Arab of the Future is a graphic memoir following its author, Riad Sattouf, as he traveled with his parents from France to Syria to Libya (although how he has such vivid memories from being two is beyond me). While it’s told from Riad’s perspective, it’s really a story more about his father, Abdel-Razak. Hailing from Homs, he is a peculiar and ideologically-split man, believing in pan-Arabism but not always practicing what he preaches.
On the one hand, Arab of the Future is a bit of a tragic tale. As adults, we see the reality of living in Gaddafi’s “Socialist Republic;” the promise that was sold and the lie it ended up being. We see how an idea like the Socialist Republic looks good on paper, but offered no form of security to any of the people living in Syria. We can see the tragedy of living in Libya and how the religious and social constructs can cause an intelligent man like Razak to act as ignorant as the Arabs he claims to want to help. We see the tragedy of Raid’s small time spent in France between Syria and Libya, and it being the best place for him, but his father truly believes they belong in Syria.
On the other hand, Arab of the Future is a charming tale that shows the indomitability of a child’s spirit. We see how despite all the terrible things around him: his nomadic childhood, the poverty, the religious segregation, the threats of death from Arab children, and the inconsistent nature of his father Riad is never put down. He’s never broken; he’s just a child in a world that’s much bigger than himself. He’s curious, ever-willing to learn and sees his father as not only an authority figure, but as a righteous one. In a lot of ways, he’s very much like his father. He believes in him, despite how Razak claims the ideal ideology, but practices the dictator.
Sattouf’s artistry within Arab of the Future is weird and excellent. It possesses its own unique charm while very much capturing the look and feel of all of the places he visits. It really does feel like the drawings themselves are from the perspective of a child, with certain things looking foreign and strange, while others are quite detailed, the way certain places or people are very vivid in your childhood memories.

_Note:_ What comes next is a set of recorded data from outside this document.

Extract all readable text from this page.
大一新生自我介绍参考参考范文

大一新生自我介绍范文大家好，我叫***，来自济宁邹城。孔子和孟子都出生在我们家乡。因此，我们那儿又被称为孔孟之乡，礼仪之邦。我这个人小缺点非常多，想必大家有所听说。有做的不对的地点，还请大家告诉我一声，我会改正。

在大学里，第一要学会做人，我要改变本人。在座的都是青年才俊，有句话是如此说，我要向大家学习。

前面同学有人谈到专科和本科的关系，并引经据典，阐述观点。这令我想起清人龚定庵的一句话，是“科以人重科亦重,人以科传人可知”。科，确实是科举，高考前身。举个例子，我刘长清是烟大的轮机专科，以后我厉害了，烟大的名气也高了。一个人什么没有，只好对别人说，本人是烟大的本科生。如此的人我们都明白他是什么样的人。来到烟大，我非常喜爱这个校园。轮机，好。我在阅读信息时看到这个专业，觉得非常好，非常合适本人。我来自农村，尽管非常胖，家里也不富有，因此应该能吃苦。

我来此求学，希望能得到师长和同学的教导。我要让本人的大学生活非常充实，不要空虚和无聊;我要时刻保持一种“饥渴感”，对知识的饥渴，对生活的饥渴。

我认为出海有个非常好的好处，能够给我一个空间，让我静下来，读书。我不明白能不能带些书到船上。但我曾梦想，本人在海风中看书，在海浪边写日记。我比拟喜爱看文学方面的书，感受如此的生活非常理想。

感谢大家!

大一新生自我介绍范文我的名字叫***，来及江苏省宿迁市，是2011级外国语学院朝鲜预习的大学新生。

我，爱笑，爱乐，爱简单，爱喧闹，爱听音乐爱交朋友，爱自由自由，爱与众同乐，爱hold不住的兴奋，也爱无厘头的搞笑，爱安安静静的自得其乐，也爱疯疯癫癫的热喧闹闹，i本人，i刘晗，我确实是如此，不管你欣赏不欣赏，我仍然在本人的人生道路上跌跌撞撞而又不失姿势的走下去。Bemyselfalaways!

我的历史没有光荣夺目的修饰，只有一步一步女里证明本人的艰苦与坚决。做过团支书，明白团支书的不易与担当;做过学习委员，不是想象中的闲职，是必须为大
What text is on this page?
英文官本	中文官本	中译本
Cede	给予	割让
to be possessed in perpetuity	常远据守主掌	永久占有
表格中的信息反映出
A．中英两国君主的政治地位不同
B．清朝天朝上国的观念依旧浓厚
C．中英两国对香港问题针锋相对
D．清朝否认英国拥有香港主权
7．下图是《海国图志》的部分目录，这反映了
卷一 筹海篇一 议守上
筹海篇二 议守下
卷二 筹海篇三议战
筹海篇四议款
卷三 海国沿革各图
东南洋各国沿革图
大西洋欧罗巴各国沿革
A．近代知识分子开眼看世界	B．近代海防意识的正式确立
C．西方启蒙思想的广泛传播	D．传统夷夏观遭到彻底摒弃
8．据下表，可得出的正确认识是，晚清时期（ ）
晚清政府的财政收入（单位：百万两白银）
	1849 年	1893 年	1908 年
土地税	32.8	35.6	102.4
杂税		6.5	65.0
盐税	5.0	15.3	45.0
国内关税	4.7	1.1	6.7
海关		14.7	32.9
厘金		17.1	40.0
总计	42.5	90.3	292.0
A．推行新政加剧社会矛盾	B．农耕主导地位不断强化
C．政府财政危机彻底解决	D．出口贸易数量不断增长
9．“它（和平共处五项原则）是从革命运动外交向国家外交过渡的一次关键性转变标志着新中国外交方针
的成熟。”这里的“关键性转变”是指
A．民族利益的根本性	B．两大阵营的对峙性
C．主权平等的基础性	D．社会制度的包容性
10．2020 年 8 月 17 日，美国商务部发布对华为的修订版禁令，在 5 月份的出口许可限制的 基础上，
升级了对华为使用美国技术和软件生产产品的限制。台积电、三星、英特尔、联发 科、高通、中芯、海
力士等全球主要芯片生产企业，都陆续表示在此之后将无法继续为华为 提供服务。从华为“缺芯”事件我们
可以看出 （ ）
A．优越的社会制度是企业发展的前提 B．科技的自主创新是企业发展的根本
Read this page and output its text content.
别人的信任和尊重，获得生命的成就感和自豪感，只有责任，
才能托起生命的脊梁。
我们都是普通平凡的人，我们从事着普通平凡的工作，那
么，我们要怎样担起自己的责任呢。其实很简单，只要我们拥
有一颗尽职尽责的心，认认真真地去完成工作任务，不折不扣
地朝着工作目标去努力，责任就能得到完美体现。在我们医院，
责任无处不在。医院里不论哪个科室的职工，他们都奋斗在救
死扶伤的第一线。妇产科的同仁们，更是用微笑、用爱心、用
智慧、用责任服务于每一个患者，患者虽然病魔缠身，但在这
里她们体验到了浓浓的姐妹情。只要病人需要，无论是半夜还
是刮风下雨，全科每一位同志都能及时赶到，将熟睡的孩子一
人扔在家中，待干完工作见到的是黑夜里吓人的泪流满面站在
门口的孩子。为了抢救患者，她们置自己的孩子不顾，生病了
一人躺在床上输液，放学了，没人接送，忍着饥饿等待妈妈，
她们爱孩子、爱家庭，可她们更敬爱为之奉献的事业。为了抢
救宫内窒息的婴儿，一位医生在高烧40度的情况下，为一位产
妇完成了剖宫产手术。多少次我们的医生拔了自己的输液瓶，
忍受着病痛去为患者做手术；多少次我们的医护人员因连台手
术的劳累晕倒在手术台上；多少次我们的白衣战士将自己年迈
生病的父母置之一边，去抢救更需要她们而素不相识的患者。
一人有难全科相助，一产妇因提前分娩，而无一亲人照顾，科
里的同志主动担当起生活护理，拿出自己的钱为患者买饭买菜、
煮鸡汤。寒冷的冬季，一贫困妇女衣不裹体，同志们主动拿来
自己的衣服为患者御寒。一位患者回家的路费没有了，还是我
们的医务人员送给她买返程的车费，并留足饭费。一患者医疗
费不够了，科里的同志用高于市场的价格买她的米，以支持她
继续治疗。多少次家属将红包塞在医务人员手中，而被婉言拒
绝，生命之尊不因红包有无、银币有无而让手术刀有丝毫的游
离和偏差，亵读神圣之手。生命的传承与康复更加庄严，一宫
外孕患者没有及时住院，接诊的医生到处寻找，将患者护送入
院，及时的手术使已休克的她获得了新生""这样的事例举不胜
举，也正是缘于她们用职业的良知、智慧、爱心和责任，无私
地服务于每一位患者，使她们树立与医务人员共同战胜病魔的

Arab of the Future is an insightful and darkly comedic tale. While I don’t think you don’t have to be from the Middle East to fully appreciate the tale, it’s an interesting perspective into the history of the politics and culture of the Middle East during the 1970s. It’s enjoyable enough that you won’t want to put it down and short enough that you can get through it in a couple of hours. It’s definitely worth a read.